At the GTC Keynote Nvidia has announced its next generation GPU and Cuda architecture - Fermi (G300). The Californians concentrated on flexible usability and high workload of the 512 Shader ALUs - DirectX 11 was only an aside.
High-Level Diagram of the G300/Fermi [Source: view picture gallery]
The architecture of the G300 is code-named Fermi and features about 3 billion transistors, 512 ALUs, up to 6 GiByte GDDR5 RAM and a 384-bit memory interface. Nvidia has not anything revealed about clock rates yet - therefore all details about capability are meant by clock which does not necessarily show the performance ratio of the final products to its predecessors.
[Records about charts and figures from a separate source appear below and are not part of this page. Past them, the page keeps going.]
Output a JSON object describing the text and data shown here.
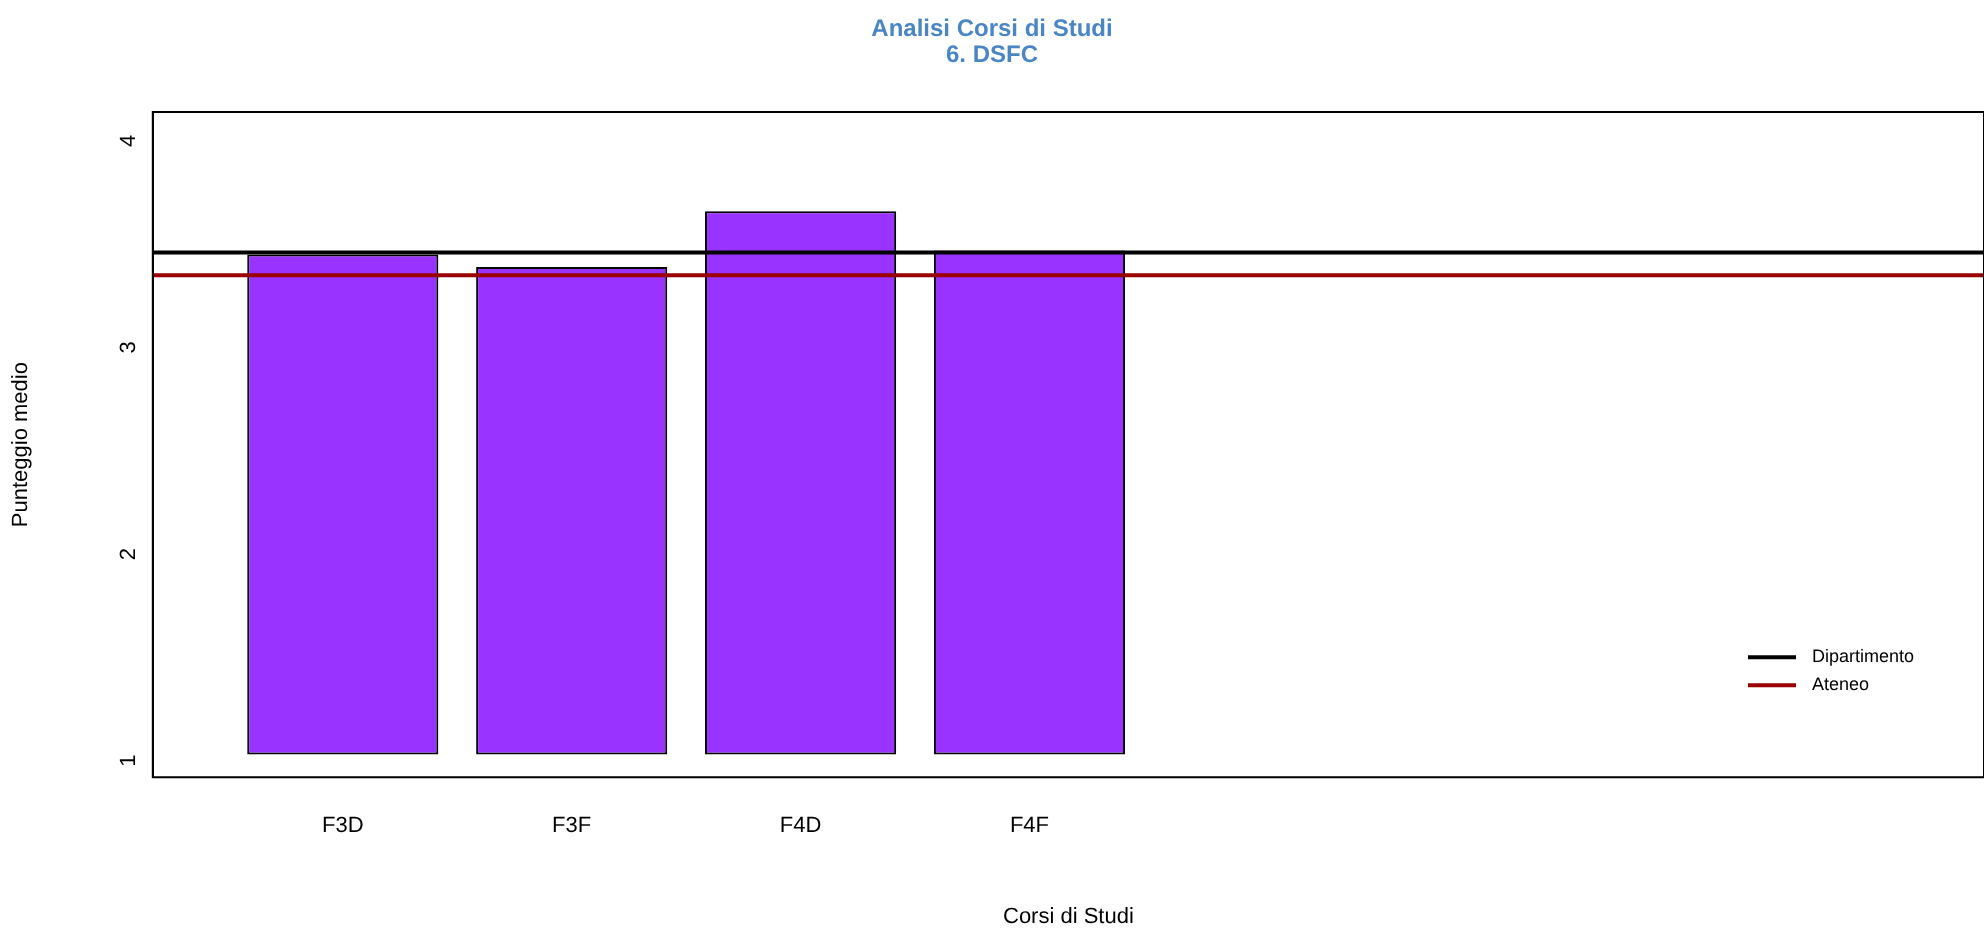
{
  "chart_data": {
    "type": "bar",
    "title": "Analisi Corsi di Studi",
    "subtitle": "6. DSFC",
    "xlabel": "Corsi di Studi",
    "ylabel": "Punteggio medio",
    "categories": [
      "F3D",
      "F3F",
      "F4D",
      "F4F"
    ],
    "base": [
      1,
      1,
      1,
      1
    ],
    "values": [
      2.42,
      2.36,
      2.63,
      2.44
    ],
    "color": "#9933ff",
    "ylim": [
      0.89,
      4.11
    ],
    "yticks": [
      1,
      2,
      3,
      4
    ],
    "grid": false,
    "ref_lines": [
      {
        "axis": "y",
        "value": 3.43,
        "label": "Dipartimento",
        "color": "#000000"
      },
      {
        "axis": "y",
        "value": 3.32,
        "label": "Ateneo",
        "color": "#990000"
      }
    ],
    "legend": "bottom right"
  }
}
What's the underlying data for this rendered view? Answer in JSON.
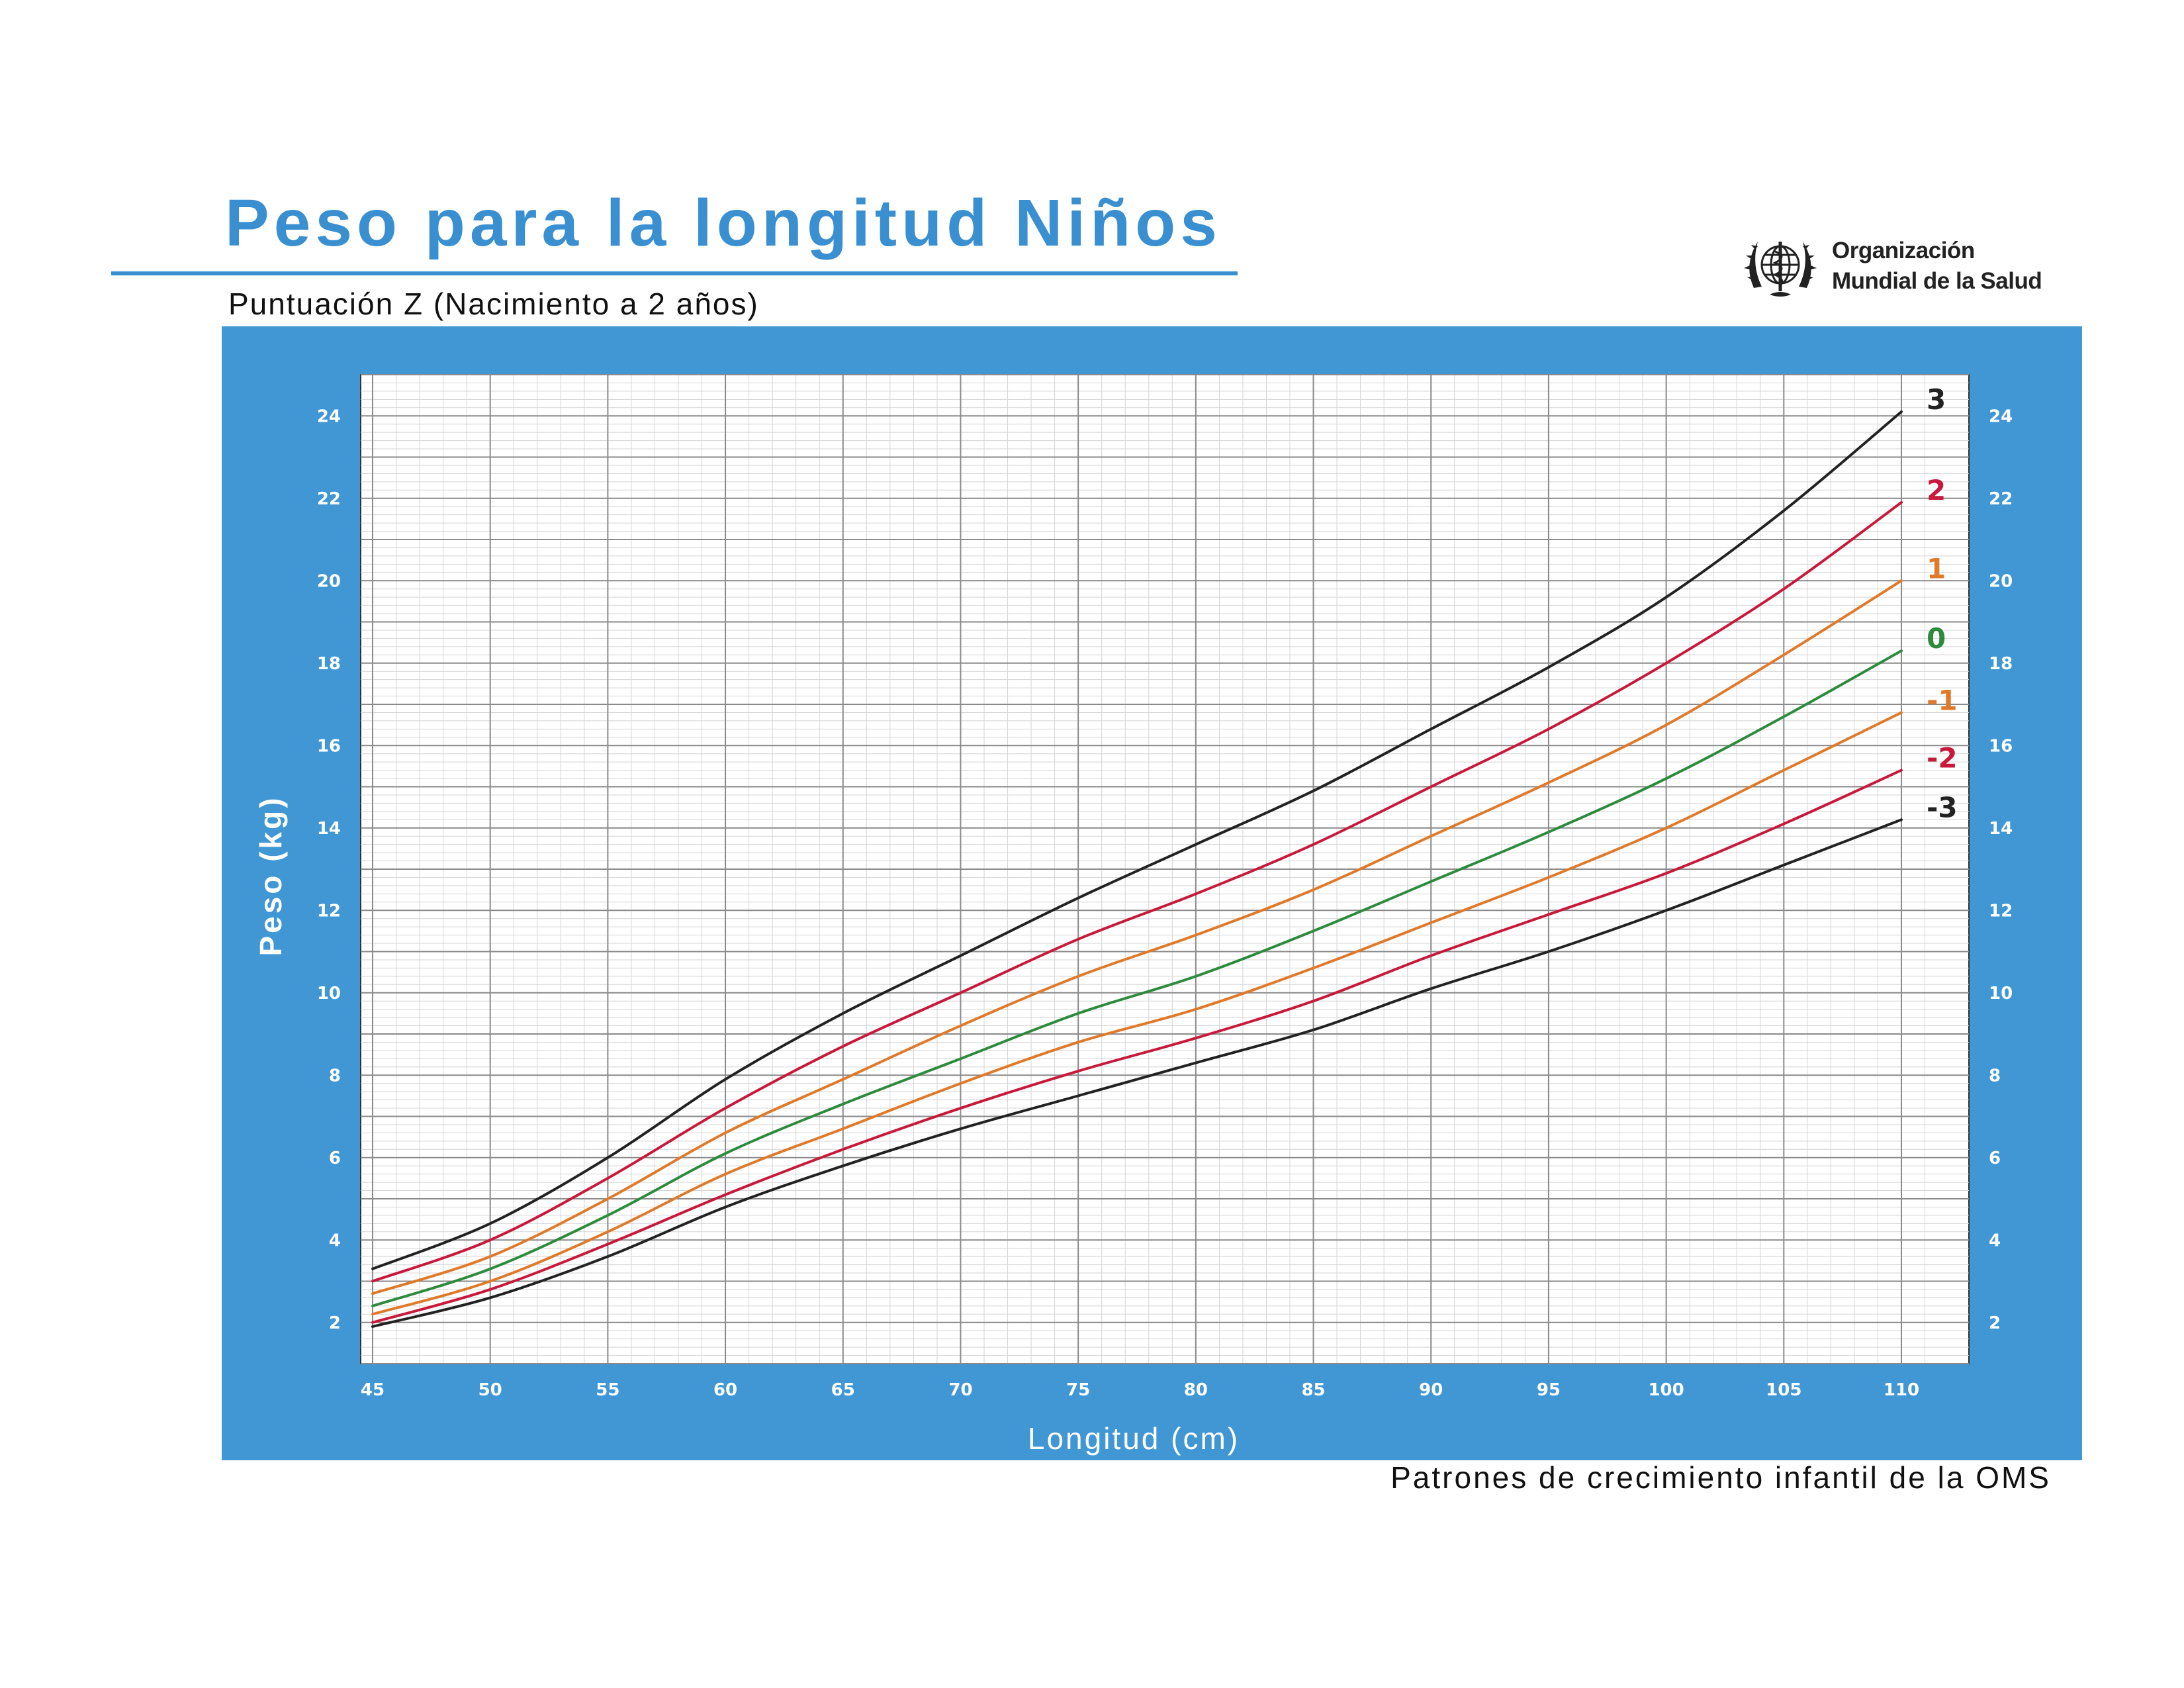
{
  "header": {
    "title": "Peso para la longitud Niños",
    "subtitle": "Puntuación Z (Nacimiento a 2 años)",
    "org_line1": "Organización",
    "org_line2": "Mundial de la Salud",
    "logo_icon": "who-emblem-icon"
  },
  "footer": {
    "source": "Patrones de crecimiento infantil de la OMS"
  },
  "colors": {
    "accent": "#3a8fd1",
    "panel": "#4097d4",
    "plot_bg": "#ffffff",
    "z3": "#222222",
    "z2": "#c8193c",
    "z1": "#e07a2a",
    "z0": "#2e8b3e"
  },
  "chart_data": {
    "type": "line",
    "title": "Peso para la longitud Niños",
    "subtitle": "Puntuación Z (Nacimiento a 2 años)",
    "xlabel": "Longitud (cm)",
    "ylabel": "Peso (kg)",
    "xlim": [
      45,
      110
    ],
    "ylim": [
      1,
      25
    ],
    "x_ticks": [
      45,
      50,
      55,
      60,
      65,
      70,
      75,
      80,
      85,
      90,
      95,
      100,
      105,
      110
    ],
    "y_ticks": [
      2,
      4,
      6,
      8,
      10,
      12,
      14,
      16,
      18,
      20,
      22,
      24
    ],
    "grid": true,
    "x": [
      45,
      50,
      55,
      60,
      65,
      70,
      75,
      80,
      85,
      90,
      95,
      100,
      105,
      110
    ],
    "series": [
      {
        "name": "3",
        "color": "#222222",
        "values": [
          3.3,
          4.4,
          6.0,
          7.9,
          9.5,
          10.9,
          12.3,
          13.6,
          14.9,
          16.4,
          17.9,
          19.6,
          21.7,
          24.1
        ]
      },
      {
        "name": "2",
        "color": "#c8193c",
        "values": [
          3.0,
          4.0,
          5.5,
          7.2,
          8.7,
          10.0,
          11.3,
          12.4,
          13.6,
          15.0,
          16.4,
          18.0,
          19.8,
          21.9
        ]
      },
      {
        "name": "1",
        "color": "#e07a2a",
        "values": [
          2.7,
          3.6,
          5.0,
          6.6,
          7.9,
          9.2,
          10.4,
          11.4,
          12.5,
          13.8,
          15.1,
          16.5,
          18.2,
          20.0
        ]
      },
      {
        "name": "0",
        "color": "#2e8b3e",
        "values": [
          2.4,
          3.3,
          4.6,
          6.1,
          7.3,
          8.4,
          9.5,
          10.4,
          11.5,
          12.7,
          13.9,
          15.2,
          16.7,
          18.3
        ]
      },
      {
        "name": "-1",
        "color": "#e07a2a",
        "values": [
          2.2,
          3.0,
          4.2,
          5.6,
          6.7,
          7.8,
          8.8,
          9.6,
          10.6,
          11.7,
          12.8,
          14.0,
          15.4,
          16.8
        ]
      },
      {
        "name": "-2",
        "color": "#c8193c",
        "values": [
          2.0,
          2.8,
          3.9,
          5.1,
          6.2,
          7.2,
          8.1,
          8.9,
          9.8,
          10.9,
          11.9,
          12.9,
          14.1,
          15.4
        ]
      },
      {
        "name": "-3",
        "color": "#222222",
        "values": [
          1.9,
          2.6,
          3.6,
          4.8,
          5.8,
          6.7,
          7.5,
          8.3,
          9.1,
          10.1,
          11.0,
          12.0,
          13.1,
          14.2
        ]
      }
    ]
  }
}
With the Fermi architecture Nvidia more and more focuses on GPU computing and also uses those terms in their presentation. The former texture units turned into Load/Store units, the shader ALUs (which Nvidia formerly called stream processors) are Cuda core or Cuda processors now. Certainly chips basing on the Fermi architecture will be DirectX 11-compatible but Nvidia doesn't talk about that much.
Specifications: G300 Fermi
Fermi Streaming Multiprocessor orSIMD [Source: view picture gallery]
A total of 512 Cuda cores will be on the G300 chip, organized in 16 SIMD units. So every SIMD has 32 ALUs which share the 16 loading and memory units (LS units, ex-TMUs). Up to now Nvidia has not revealed details about the capabilities of the LS units. The presented specifications have not given hints about the power of texture filtering yet. Values between 4 and 16 texture filters per SIMD could be possible.
Special Function Units (SFUs) execute transcendental instructions such as sin, cosine, reciprocal and square root. Each SFU executes one instruction per thread, per clock; a warp executes over eight clocks. The SFU pipeline works independently from the dispatch unit, allowing the dispatch unit to issue to other execution units while the SFU is occupied.
Double precision arithmetic has been improved as well. It does not only fulfill the IEEE 754-2008 floating-point standard (formerly IEEE 754-1985 was used) with the more precise FMA (Fused Multiply-Add, which AMD offers with the HD 5800 series and Nvidia with the GT200 only for DP), but also the DP output increases by factor 8 compared with the GT200 (per clock cycle!). Every SIMD (called Streaming Multiprocessor) can execute 16 FMA operations and 256 per chip respectively - the GT200 was only capable of 30 DP-MADs.
The SIMDs thread in groups of 32 parallel threads called warps. Each SIMD has two warp schedulers and two instruction dispatch units, allowing two warps to be issued and executed concurrently. Every warp scheduler activates either a group of sixteen cores, sixteen load/store units or four SFUs. Since the warps work independently, Fermi's scheduler does not need to check for dependencies from within the instruction stream.
Fermi Cache and RAM
Speeds & Feeds [Source: view picture gallery]
A clever trick is the cache division of the SIMDs. Physically there are 64 kiByte per SIMD/Streaming Multiprocessor. 16 kiByte are fix configurated Shared Memory (as it was with G80 and GT200) and 16 kiByte are configured as Level1 cache - the rest of the 32 kiByte can be freely used.
Furthermore the G300 with Fermi architecture offers a unified Level 2 cache with 768 kiByte capacity.
In our gallery you will also see brand-new screenshots from physics and raytracing techdemos. At the GDC the already known GPU Raytracing demo with a Bugatti Veyron was shown in an updated version and it uses a much more realistic illumination based upon Global Illumination. Other demos show a physically correct water simulation used in films as well as particle effects and a destruction simulation.
Fermi will probably not launch until 2010. Nvidia is still working on details so it will take another couple of months before the graphics cards will hit the retail market.